Le naloxone, en se liant audit récepteur et en prenant la place des drogues, inverse rapidement les effets d’une surdose et sauve la vie des patients. Cependant, il a une limite majeure : son effet ne dure que deux heures, contre huit pour le fentanyl. Cela indique qu’il faut davantage de doses pour empêcher la substance stupéfiante encore en circulation, après l’épuisement de l’effet, de se relier à nouveau au récepteur, déclenchant à nouveau les symptômes de surdose. Dans des expériences menées sur des modèles murins (souris), les scientifiques ont découvert que la molécule appelée « composé 368 » rend le naloxone 7,6 fois plus efficace dans l’inhibition de l’activation du récepteur µ-opioïde, bloquant également le médicament à l’intérieur pour une durée 10 fois plus longue. En plus de cela, il a été démontré qu’il inversait les effets de la surdose de morphine et de fentanyl chez les rongeurs avec une dose dix fois moindre. Cela en fait une arme incroyablement efficace pour lutter contre la surdose d’opioïdes, sans nécessité de doses supplémentaires.
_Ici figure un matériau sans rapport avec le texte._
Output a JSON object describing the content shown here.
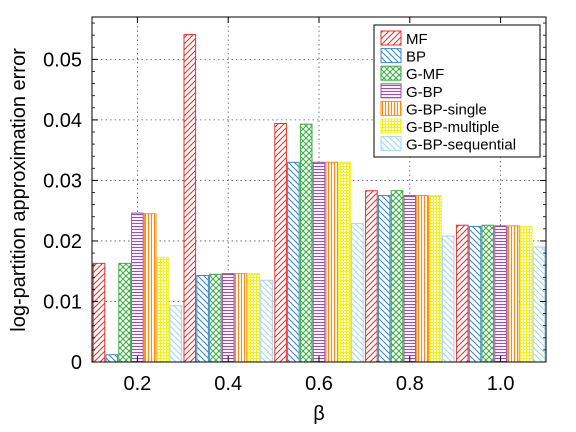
{
  "chart_data": {
    "type": "bar",
    "xlabel": "β",
    "ylabel": "log-partition approximation error",
    "categories": [
      "0.2",
      "0.4",
      "0.6",
      "0.8",
      "1.0"
    ],
    "ylim": [
      0,
      0.057
    ],
    "yticks": [
      0,
      0.01,
      0.02,
      0.03,
      0.04,
      0.05
    ],
    "ytick_labels": [
      "0",
      "0.01",
      "0.02",
      "0.03",
      "0.04",
      "0.05"
    ],
    "grid": true,
    "legend_position": "top-right",
    "series": [
      {
        "name": "MF",
        "color": "#e8312d",
        "pattern": "diag-right",
        "values": [
          0.0163,
          0.0541,
          0.0394,
          0.0283,
          0.0226
        ]
      },
      {
        "name": "BP",
        "color": "#3c87c6",
        "pattern": "diag-left",
        "values": [
          0.0012,
          0.0143,
          0.033,
          0.0275,
          0.0224
        ]
      },
      {
        "name": "G-MF",
        "color": "#40ad48",
        "pattern": "cross",
        "values": [
          0.0163,
          0.0145,
          0.0393,
          0.0283,
          0.0226
        ]
      },
      {
        "name": "G-BP",
        "color": "#9d4fb0",
        "pattern": "horizontal",
        "values": [
          0.0246,
          0.0146,
          0.033,
          0.0275,
          0.0225
        ]
      },
      {
        "name": "G-BP-single",
        "color": "#ff8a12",
        "pattern": "vertical",
        "values": [
          0.0245,
          0.0146,
          0.033,
          0.0275,
          0.0225
        ]
      },
      {
        "name": "G-BP-multiple",
        "color": "#f2f21a",
        "pattern": "grid",
        "values": [
          0.0173,
          0.0146,
          0.033,
          0.0275,
          0.0224
        ]
      },
      {
        "name": "G-BP-sequential",
        "color": "#a8d6e6",
        "pattern": "diag-left",
        "values": [
          0.0093,
          0.0135,
          0.0229,
          0.0208,
          0.019
        ]
      }
    ]
  }
}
« Le naloxone est un médicament salvateur, mais ce n’est pas un médicament miracle; il a des limites. De nombreuses personnes en overdose d’opioïdes ont besoin de plus d’une dose de naloxone avant d’être hors de danger. Cette étude est une preuve du concept selon laquelle nous pouvons améliorer le fonctionnement du naloxone, le faire durer plus longtemps et le rendre plus puissant en l’administrant en combinaison avec une molécule qui influence les réponses du récepteur des opioïdes », a déclaré le professeur Majumdar dans un communiqué de presse. Il est intéressant de noter que, malgré l’augmentation énorme de l’efficacité et de la durée du naloxone, l’utilisation du composé 368 n’a pas entraîné une abstention pire que le seul médicament salvateur. Il s’agit là d’un fait extrêmement significatif, car l’abstinence aux opioïdes peut être si forte qu’elle pousse les consommateurs à reprendre ces substances après seulement 1 ou 2 jours à partir de l’apparition des symptômes, parmi lesquels douleur, irritabilité et problèmes gastro-intestinaux.
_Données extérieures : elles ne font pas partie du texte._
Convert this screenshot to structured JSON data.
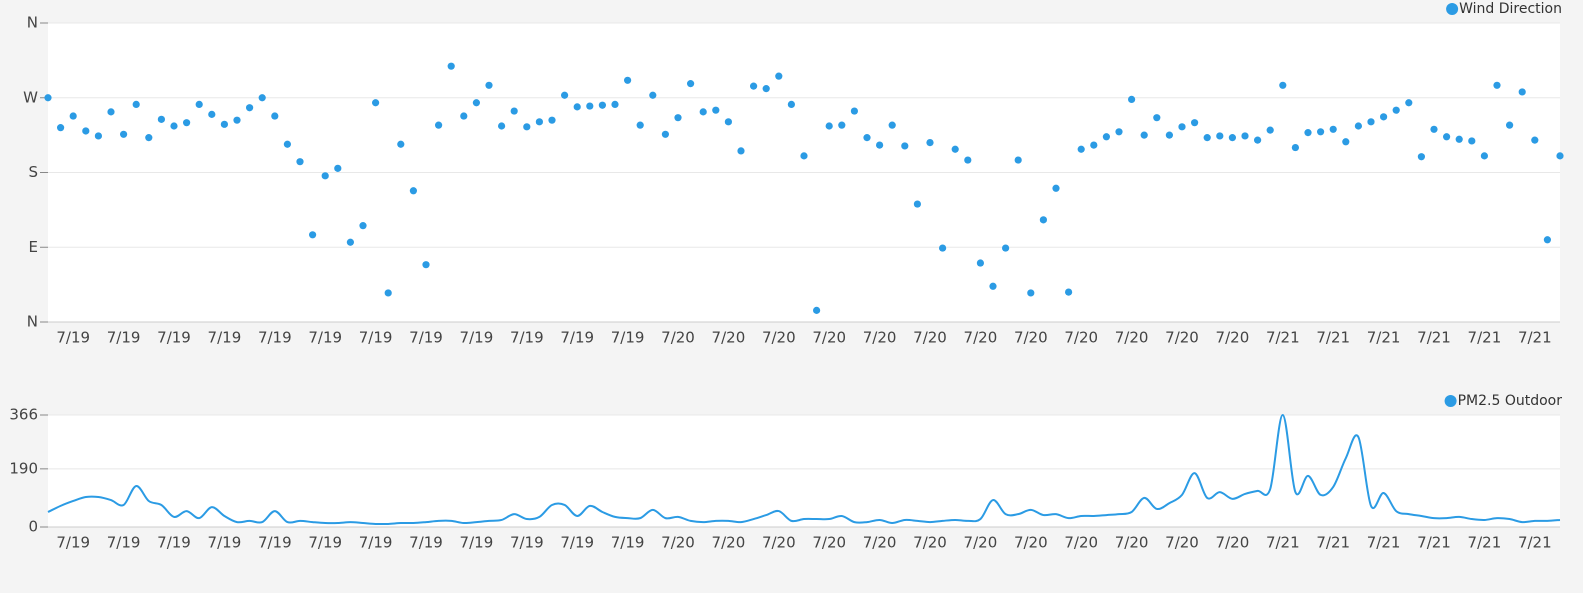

Il faudra beaucoup de temps avant de voir le nouveau médicament expérimental sur les étagères des pharmacies, mais pour l’instant, il semble être l’une des solutions les plus prometteuses pour lutter contre la crise des opioïdes, qui s’est aggravée sensiblement pendant la pandémie de Covid. Les souffrances provoquées par les confinements, l’isolement, les restrictions à la liberté personnelle, le deuil, la perte d’emploi et de nombreux autres facteurs ont poussé un nombre significatif de personnes vers la drogue et l’alcool, y compris parmi ceux qui avaient réussi à arrêter. Le résultat a été d’environ 100 000 passage rien qu’en 2021 dus à des overdoses d’opioïdes en Amérique du Nord. Les détails de la nouvelle recherche « A µ-opioid receptor modulator that works cooperatively with naloxone » ont été publiés dans la revue scientifique Nature.